An outbreak of redbelly tilapia occurred near Perth in Western Australia in 1975, but was eradicated by the state fisheries department.
There are currently no records of established breeding populations of any of these tilapia species in NSW.
The present distribution and abundance of Mozambique mouthbrooders in southern Queensland suggests that other river systems, including the Murray-Darling, may be at risk from this fish. Because of their high reproductive rates, tilapia have the potential to establish large populations within a short period of time if not controlled.
How did they get here?
Tilapia, like many other cichlids, are very popular aquarium fish and were imported into Australia for this purpose. It is most likely that they have been introduced into natural waterways through accidental or deliberate releases of aquarium fish.
Tilapia can be spread to new areas through the release of live aquarium fish, the use of live or dead fish as bait, and via artificial pipelines and irrigation channels.
What are their impacts?
Tilapia have characteristics that allow them to easily establish in new areas and become dominant at the expense of native fish populations. These characteristics include simple food requirements, flexible habitat preferences and highly efficient breeding strategies.
Tilapia can dominate local fish communities, displacing local species. They may also have an effect on native fish through aggressive behaviour and competition for food and space. They are also known to occasionally prey on the eggs and fry of other fish.
Tilapia are capable of colonising degraded habitats in which other animals cannot survive. They may also contribute to habitat degradation, with nest building by Mozambique mouthbrooder males having the potential to damage aquatic vegetation and lead to increased turbidity.
What is I&I NSW doing?
Tilapia are listed as Class 1 noxious fish in all NSW waters under the Fisheries Management Act 1994. It is illegal to possess, buy or sell tilapia in NSW and heavy penalties of up to $11,000 apply. In addition, I&I NSW has the power to seize and destroy noxious fish.
I&I NSW regularly monitor fish populations in coastal and inland rivers in NSW. If any populations of tilapia are discovered they will be monitored and, where possible, action taken to control or remove them.
How can you help?
- Remember that it is illegal to possess, buy or sell live tilapia and heavy penalties apply.
- Be on the lookout for and report new species in your local waterways.
- Many other aquarium fish can also cause problems if they are released into the wild. I&I NSW recommends giving unwanted fish to a friend or pet shop. If an appropriate home cannot be found see the recommended guidelines for humane destruction of fish.

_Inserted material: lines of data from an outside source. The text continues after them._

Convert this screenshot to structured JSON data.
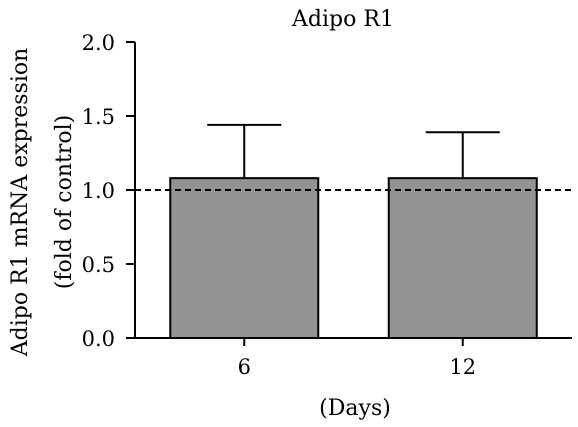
{
  "chart_data": {
    "type": "bar",
    "title": "Adipo R1",
    "xlabel": "(Days)",
    "ylabel_line1": "Adipo R1 mRNA expression",
    "ylabel_line2": "(fold of control)",
    "categories": [
      "6",
      "12"
    ],
    "values": [
      1.08,
      1.08
    ],
    "error_upper": [
      0.36,
      0.31
    ],
    "ylim": [
      0.0,
      2.0
    ],
    "yticks": [
      "0.0",
      "0.5",
      "1.0",
      "1.5",
      "2.0"
    ],
    "reference_line": 1.0,
    "grid": false,
    "legend": "none",
    "bar_color": "#939393",
    "bar_edge_color": "#000000"
  }
}
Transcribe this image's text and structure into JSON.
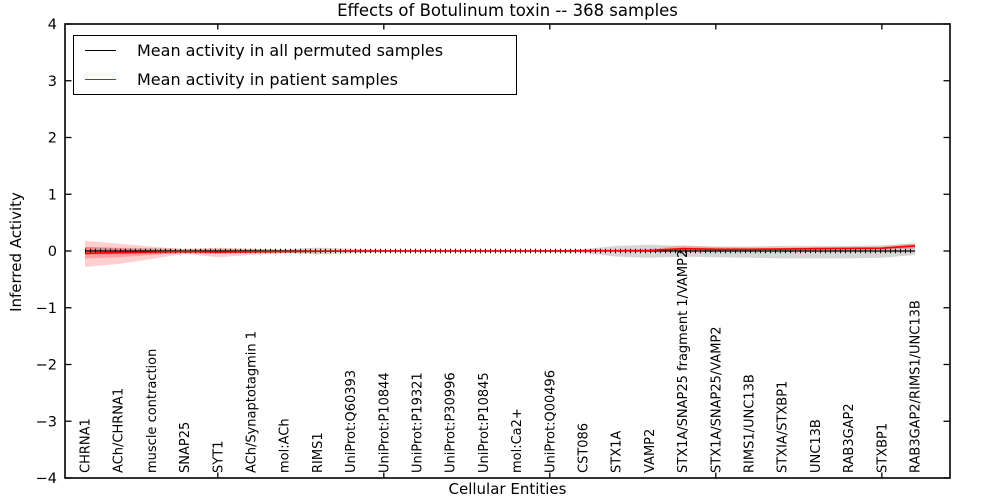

- If you are involved in fish stockings, obtain a fish stocking permit from I&I NSW before buying fish for restocking, and buy fingerlings from local suppliers rather than outside the region or interstate, to minimise the chances of introducing other species not native to your area. (Note: it is illegal to release live fish into NSW waterways without a permit, and heavy penalties apply).
If you find any fish that you think might be tilapia or another species not native to the area, freeze the fish whole and immediately Report it!
Allen GR, Midgley SH, Allen M. (2002). Freshwater Fishes of Australia. Western Australian Museum, Perth.
McDowall R. (Ed) (1996). Freshwater Fishes of South-Eastern Australia. Reed Books, Australia.
Lever C. (1996). Naturalized Fishes of the World. Academic Press, San Diego.
Arthington AH, Bluhdorn DR. (1994). Distribution, genetics, ecology and status of the introduced cichlid, Oreochromis mossambicus, in Australia. Internationale Vereinigung fur theoretische und angewandte Limnologie/Communications 24: 53-62.